2022-08-06 07:52:59Muzi Hikari

8 数据运算

8.1 算术运算

Excel

Use of basic formulas

=Arithmetic operands 算术运算符(+ - * /) Arithmetic operands

Python

SeriesObjects can perform operations such as addition, subtraction, multiplication, and division directly through arithmetic operators,返回一个新的Series对象

df = pd.DataFrame({
    "A": [1, 2, 3], "B": [4, 5, 6]})

# 两列相加
print(df["A"] + df["B"])
""" 0 5 1 7 2 9 dtype: int64 """
# 两列相减
print(df["A"] - df["B"])
""" 0 -3 1 -3 2 -3 dtype: int64 """

#两列相乘
print(df["A"] * df["B"])
""" 0 4 1 10 2 18 dtype: int64 """

#两列相除
print(df["A"] / df["B"])
""" 0 0.25 1 0.40 2 0.50 dtype: float64 """

# each element of the column+1
print(df["A"] + 1)
""" 0 2 1 3 2 4 Name: A, dtype: int64 """

# each element of the column-1
print(df["A"] - 1)
""" 0 0 1 1 2 2 Name: A, dtype: int64 """

#Multiply each element of the column2
print(df["A"] * 2)
""" 0 2 1 4 2 6 Name: A, dtype: int64 """

#Divide each element of the column2
print(df["A"] / 2)
""" 0 0.5 1 1.0 2 1.5 Name: A, dtype: float64 """

8.2 比较运算

Excel

Use of basic formulas

=Compare operands 比较运算符(> = < >= <= <>[不等于]) Compare operands

Python

SeriesObjects can pass comparators directly(> == < >= <= !=)进行比较运算,返回一个新的Series对象,results from the comparison(True,False)组成.

df = pd.DataFrame({
    "A": [1, 3, 4], "B": [2, 3, 5]})
print(df["A"] < df["B"])
""" 0 True 1 False 2 True dtype: bool """

print(df["A"] == df["B"])
""" 0 False 1 True 2 False dtype: bool """

8.3 汇总运算

8.3.1 计算总个数count

Excel

=COUNTA(区域)   # Counts the total number of non-blank cells in the specified range
=COUNT(区域)	  # Calculates the number of numeric data in the specified range

Python

df.count(axis: 'Axis' = 0,
         numeric_only: 'bool' = False)
  • axisSet the row(0"index")Count still put columns(1"columns")计数
  • numeric_onlySet to count only numeric data rows/列(int,float,bool).
  • The return value is an array by row name(axis=1)或列名(axis=0)作索引,各列/A row of non-null valuesSeries对象,

如:

df = pd.DataFrame({
    
    "A": [1, 3, 4, 5, 5, 6],
    "B": [2, 3, 5, None, None, 2],
    "C": ["hello", "world", 1, 2, 3, None]
},index=["一","二","三","四","五","六"])

result = df.count()
print(result)
""" A 6 B 4 C 5 dtype: int64 """

result = df.count(axis=1)
print(result)
""" 一 3 二 3 三 3 四 2 五 2 六 2 dtype: int64 """

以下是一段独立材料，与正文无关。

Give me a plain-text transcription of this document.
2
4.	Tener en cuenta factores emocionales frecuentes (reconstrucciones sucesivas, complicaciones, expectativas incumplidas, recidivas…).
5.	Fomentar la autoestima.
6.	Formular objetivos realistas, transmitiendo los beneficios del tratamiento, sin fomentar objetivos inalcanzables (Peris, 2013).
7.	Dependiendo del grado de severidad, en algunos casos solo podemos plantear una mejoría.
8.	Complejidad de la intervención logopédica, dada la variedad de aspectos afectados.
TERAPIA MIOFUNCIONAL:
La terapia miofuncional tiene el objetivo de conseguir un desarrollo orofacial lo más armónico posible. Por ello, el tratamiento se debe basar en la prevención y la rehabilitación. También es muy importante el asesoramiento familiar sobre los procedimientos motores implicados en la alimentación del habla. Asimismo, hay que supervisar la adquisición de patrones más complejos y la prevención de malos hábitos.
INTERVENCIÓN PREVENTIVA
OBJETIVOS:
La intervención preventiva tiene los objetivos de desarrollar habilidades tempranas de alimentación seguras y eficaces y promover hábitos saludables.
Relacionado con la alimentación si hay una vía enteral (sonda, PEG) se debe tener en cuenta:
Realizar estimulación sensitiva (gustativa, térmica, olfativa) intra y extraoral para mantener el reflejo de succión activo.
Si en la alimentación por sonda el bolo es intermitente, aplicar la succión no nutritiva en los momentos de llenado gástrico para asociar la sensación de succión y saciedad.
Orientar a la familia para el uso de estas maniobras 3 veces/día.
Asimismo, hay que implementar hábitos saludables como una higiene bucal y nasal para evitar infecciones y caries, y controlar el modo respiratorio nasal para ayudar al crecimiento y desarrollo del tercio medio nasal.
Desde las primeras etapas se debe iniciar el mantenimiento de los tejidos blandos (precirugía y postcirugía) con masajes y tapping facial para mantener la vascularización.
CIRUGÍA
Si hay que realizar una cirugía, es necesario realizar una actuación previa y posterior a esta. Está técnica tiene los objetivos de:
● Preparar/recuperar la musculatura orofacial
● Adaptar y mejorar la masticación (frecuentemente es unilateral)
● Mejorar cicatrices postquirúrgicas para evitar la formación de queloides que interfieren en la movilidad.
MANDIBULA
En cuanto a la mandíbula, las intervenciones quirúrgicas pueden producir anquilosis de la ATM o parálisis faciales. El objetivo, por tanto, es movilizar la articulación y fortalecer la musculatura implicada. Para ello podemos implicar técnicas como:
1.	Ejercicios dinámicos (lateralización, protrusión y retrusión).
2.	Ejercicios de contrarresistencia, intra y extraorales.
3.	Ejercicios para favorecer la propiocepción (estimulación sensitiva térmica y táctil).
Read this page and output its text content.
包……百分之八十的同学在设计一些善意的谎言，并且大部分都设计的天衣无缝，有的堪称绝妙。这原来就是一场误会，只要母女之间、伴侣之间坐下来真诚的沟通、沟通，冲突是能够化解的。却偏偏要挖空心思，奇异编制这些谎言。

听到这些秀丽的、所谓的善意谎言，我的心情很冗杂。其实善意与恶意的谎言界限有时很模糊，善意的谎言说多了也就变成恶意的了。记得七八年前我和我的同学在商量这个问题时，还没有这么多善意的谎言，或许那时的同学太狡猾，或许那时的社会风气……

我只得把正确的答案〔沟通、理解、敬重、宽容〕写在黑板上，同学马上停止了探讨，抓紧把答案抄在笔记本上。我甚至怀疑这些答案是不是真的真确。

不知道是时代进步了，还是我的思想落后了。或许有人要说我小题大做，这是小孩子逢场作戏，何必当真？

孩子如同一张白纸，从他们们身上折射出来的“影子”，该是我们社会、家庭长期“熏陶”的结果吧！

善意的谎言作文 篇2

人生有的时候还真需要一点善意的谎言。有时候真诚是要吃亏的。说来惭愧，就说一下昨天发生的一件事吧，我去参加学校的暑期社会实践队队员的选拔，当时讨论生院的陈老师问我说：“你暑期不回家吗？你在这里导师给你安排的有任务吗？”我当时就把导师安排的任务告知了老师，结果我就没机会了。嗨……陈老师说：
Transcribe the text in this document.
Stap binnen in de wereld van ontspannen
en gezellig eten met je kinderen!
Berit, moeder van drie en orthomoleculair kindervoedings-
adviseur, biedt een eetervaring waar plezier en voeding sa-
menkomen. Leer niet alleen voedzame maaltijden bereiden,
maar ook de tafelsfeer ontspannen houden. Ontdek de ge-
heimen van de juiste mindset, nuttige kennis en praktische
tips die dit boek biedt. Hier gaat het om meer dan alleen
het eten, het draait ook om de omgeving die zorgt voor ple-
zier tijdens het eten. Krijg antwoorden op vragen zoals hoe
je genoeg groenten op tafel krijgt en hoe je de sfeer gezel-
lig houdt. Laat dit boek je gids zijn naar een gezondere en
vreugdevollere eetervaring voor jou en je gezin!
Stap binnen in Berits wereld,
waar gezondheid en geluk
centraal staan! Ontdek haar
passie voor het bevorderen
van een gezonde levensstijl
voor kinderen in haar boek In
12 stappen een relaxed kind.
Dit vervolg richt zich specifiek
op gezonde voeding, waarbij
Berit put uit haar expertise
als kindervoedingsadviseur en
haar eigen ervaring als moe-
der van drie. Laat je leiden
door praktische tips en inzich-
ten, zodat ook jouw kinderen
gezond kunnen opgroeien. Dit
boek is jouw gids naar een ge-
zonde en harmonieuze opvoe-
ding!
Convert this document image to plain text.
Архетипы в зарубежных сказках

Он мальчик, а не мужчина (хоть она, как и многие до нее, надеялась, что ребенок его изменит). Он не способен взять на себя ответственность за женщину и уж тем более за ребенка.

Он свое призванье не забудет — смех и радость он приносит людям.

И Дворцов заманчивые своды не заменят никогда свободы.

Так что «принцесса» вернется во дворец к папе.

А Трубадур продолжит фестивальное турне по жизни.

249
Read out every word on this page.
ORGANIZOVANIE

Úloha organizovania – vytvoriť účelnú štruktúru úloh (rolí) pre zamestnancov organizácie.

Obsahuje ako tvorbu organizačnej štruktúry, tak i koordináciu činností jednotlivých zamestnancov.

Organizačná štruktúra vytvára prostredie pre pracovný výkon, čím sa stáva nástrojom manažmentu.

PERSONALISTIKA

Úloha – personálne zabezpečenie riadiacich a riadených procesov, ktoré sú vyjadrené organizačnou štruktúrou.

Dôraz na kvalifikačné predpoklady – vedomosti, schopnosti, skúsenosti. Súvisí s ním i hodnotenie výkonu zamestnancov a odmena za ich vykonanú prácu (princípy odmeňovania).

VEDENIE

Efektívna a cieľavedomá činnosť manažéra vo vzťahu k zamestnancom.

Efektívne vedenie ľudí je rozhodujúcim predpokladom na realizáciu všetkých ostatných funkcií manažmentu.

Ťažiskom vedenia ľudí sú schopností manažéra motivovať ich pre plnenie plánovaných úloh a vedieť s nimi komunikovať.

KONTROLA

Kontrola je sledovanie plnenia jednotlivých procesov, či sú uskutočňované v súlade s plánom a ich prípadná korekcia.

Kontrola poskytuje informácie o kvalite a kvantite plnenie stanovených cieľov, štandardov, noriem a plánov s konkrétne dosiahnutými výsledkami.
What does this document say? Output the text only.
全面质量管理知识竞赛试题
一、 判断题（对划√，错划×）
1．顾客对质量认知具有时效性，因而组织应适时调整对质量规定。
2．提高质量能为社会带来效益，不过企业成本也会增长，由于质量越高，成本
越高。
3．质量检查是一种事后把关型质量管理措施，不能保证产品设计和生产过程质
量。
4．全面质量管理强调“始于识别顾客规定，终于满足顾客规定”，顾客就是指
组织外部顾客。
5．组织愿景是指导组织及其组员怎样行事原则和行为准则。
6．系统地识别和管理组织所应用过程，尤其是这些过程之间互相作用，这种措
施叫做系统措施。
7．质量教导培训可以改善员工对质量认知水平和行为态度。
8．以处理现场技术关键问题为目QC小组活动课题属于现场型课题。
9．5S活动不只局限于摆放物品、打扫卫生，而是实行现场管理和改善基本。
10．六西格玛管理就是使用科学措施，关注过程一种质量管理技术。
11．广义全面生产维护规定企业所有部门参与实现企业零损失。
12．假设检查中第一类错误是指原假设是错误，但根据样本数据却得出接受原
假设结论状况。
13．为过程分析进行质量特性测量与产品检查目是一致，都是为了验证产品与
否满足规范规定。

result = df.count(numeric_only=True)
print(result)
""" A 6 B 4 dtype: int64 """
Series.count()
  • 返回该SeriesThe total number of non-null values ​​in the object

如:

n = df["B"].count()
print(n)
# 4

8.3.2 计算总和sum

Excel

=SUM(区域)

Python

df.sum(axis=None,
       skipna=True,
       numeric_only=None,
       min_count=0)
  • axisSet the row(0"index")Summation or put columns(1"columns")求和
  • skipnaSet to ignore null values
  • numeric_onlySet to count only numeric data rows/列(int,float,bool).
  • min_countSet the minimum number of summations.How to this column/The number of numeric data in the row is less than the minimum number of sums,The summation operation will not be performed.
  • The return value is an array by row name(axis=1)或列名(axis=0)作索引,各列/It consists of the sum of the data of the rowSeries对象,

如:

df = pd.DataFrame(
    {
    
        "A": [1, 3, 4, 5, 5, 6],
        "B": [2, 3, 5, 19, 20, 2],
        "C": [12, 3, None, None, None, None]
    },
    index=["一", "二", "三", "四", "五", "六"])

print(df.sum())
""" A 24.0 B 51.0 C 15.0 dtype: float64 """
print(df.sum(axis=1))
""" 一 15.0 二 9.0 三 9.0 四 24.0 五 25.0 六 8.0 dtype: float64 """
print(df.sum(min_count=3))
""" A 24.0 B 51.0 C NaN dtype: float64 """
Series.sum()
  • 返回该SeriesThe sum of the object's data

如:

s = df["B"].sum()
print(s)
# 51

8.3.3 计算算术平均数mean

算 术 平 均 数 : m e a n ( A n ) = a 1 + a 2 + ⋅ ⋅ ⋅ + a n n = 1 n ∑ i = 1 n a i 算术平均数:mean(A_n)=\frac{a_1+a_2+···+a_n}{n}=\frac{1}{n}\sum_{i=1}^{n}a_i \\ :mean(An)=na1+a2++an=n1i=1nai

Excel

=AVGERAGE(区域)

Python

Parameters and return values ​​are similarsum()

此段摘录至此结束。